Aku pura-pura melihat
sekeliling toko yang sepi, lalu bersandar di dekat Celine-san.
“Erm... apakah bisnis
pemalsuan itu sangat menguntungkan?”
Celine-san ikut
bermain dan mencondongkan tubuhnya mendekat lalu menjawab dengan pelan.
“Ini sangat, sangat
menguntungkan. Dan para Ghost Writer tidak akan dimintai pertanggungjawaban,
jadi semua orang ingin melakukannya.”
“Tapi kamu tidak seperti
itu kan, Celine-san?”
“Yah begitulah, karena
akan sangat menakutkan untuk menjadi sasaran orang yang berkuasa. Aku lebih
memilih kehidupan yang tenang, pernikahan yang normal dan kemudian menjalani
kehidupan yang damai.”
Aku mengangguk
dalam-dalam, setuju dengan apa yang dikatakannya. Damai dan tenang, betapa
indahnya kata-kata itu. Aku juga
menginginkannya.
“Namun...”
Celine-san menghela
nafas.
“Aku tidak bisa
mengatakan hal itu jika aku tidak memiliki uang.”
Wajahnya yang
melankolis lebih suram daripada awan gelap sebelum badai.
Aku bisa berempati
dengan hal itu, dan mengangguk dengan enggan. Café ini beroperasi hingga larut
malam, dan tidak menghasilkan banyak uang. Aku mendapatkan banyak uang ketika
para turis pertama kali membanjiri tempat ini, jadi aku bisa mampu buka hingga
larut malam, tanpa uang itu, aku mungkin tidak akan bisa tetap tenang. Aku
masih memiliki pelanggan hingga larut malam, tetapi pendapatannya tidak bisa
dibandingkan dengan jam operasional di siang hari.
Celine-san dan aku
sama-sama menghela nafas.
Kamu bisa membeli apa
saja dengan uang— aku tidak ingin berpikir seperti itu, tetapi Kamu akan merasa
tidak aman tanpa uang, dan ada masalah yang tidak dapat Kamu selesaikan tanpa
uang.
Tetapi kami berdua
yang tertekan tidak akan membantu apa pun. Jadi aku memanaskan Coffee Maker untuk mengubah suasana hatiku.
“Cafe au lait yang
biasa?”
“Oh ya. Tolong tambah
susunya.”
Celine-san selalu
meminta lebih banyak susu dan sedikit gula. Dia menyukai kopinya dengan rasa
yang lebih ringan. Belakangan ini aku menyeduh Kopi untuk orang tertentu setiap
harinya, sehingga sekarang aku bisa dengan cepat mengingat preferensi
pelangganku.
Ketika air mendidih,
Celine-san mengeluarkan beberapa amplop dari tempat duduk di sampingnya.

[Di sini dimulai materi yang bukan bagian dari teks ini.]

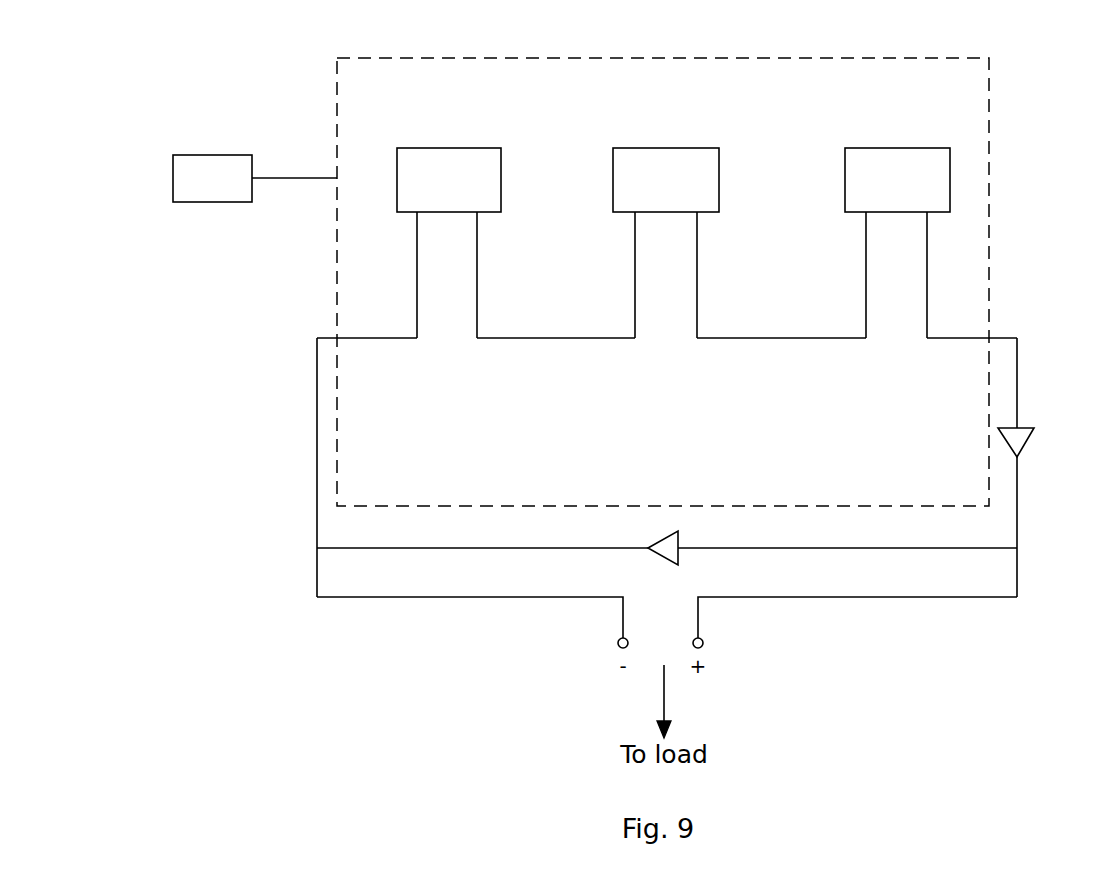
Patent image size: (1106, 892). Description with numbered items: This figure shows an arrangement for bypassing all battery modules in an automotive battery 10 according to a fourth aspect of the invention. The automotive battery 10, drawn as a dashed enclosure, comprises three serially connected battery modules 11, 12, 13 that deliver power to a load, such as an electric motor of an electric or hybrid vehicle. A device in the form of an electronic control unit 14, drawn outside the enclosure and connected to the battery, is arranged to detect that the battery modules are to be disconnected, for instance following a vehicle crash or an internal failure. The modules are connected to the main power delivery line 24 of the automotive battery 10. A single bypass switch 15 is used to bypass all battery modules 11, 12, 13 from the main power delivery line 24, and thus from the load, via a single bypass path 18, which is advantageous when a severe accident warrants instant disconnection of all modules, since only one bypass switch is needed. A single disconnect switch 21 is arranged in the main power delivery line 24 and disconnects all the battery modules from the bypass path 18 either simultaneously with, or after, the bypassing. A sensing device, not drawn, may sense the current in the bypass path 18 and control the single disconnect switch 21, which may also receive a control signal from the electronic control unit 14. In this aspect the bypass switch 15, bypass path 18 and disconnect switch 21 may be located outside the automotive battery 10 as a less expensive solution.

The automotive battery 10 is at (975, 93).
The first battery module 11 is at (477, 158).
The second battery module 12 is at (690, 167).
The third battery module 13 is at (920, 170).
The electronic control unit 14 is at (231, 168).
The single bypass switch 15 is at (682, 555).
The bypass path 18 is at (840, 548).
The single disconnect switch 21 is at (1033, 428).
The main power delivery line 24 is at (1000, 337).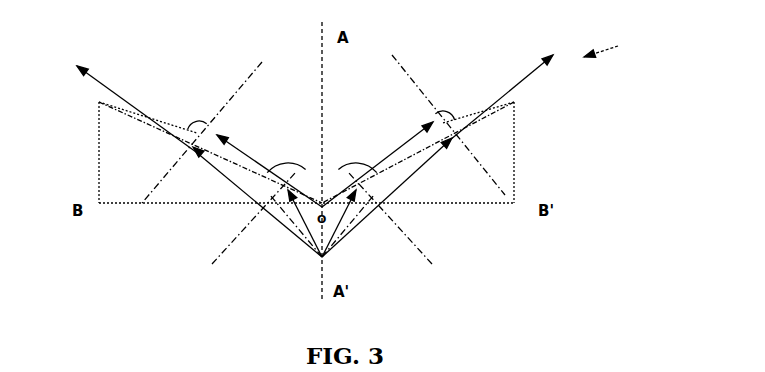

Dia
meletakkan amplop-amplop itu di atas meja, lalu mengambil satu amplop dan
mengeluarkan kertas di dalamnya.
“Sebuah surat?”
“Ya.” Celine-san
mengangguk. “Selain menjadi Ghost Writer, aku juga membantu mengirim dan
menerima surat. Tidak nyaman bagi pelangganku yang tinggal di toko untuk
menerima surat, dan juga terdapat surat-surat yang memerlukan privasi lebih.”
Jadi ada situasi
seperti itu juga, aku mengangguk setuju.
“Yang ini harus
dikirim. Aku yang menulisnya, jadi aku perlu memeriksa kesalahan ketik dan
alamatnya sebelum mengirimkannya.”
Dia kemudian
mengarahkan pandangannya pada surat itu, senyum tipis di bibirnya dan matanya
lembut terlihat di balik lensa matanya.
Ketika aku menuangkan
Café au lait ke dalam cangkir, dia telah membacanya sekali. Lalu dia melipatnya
dengan hati-hati dan mengembalikannya ke amplop.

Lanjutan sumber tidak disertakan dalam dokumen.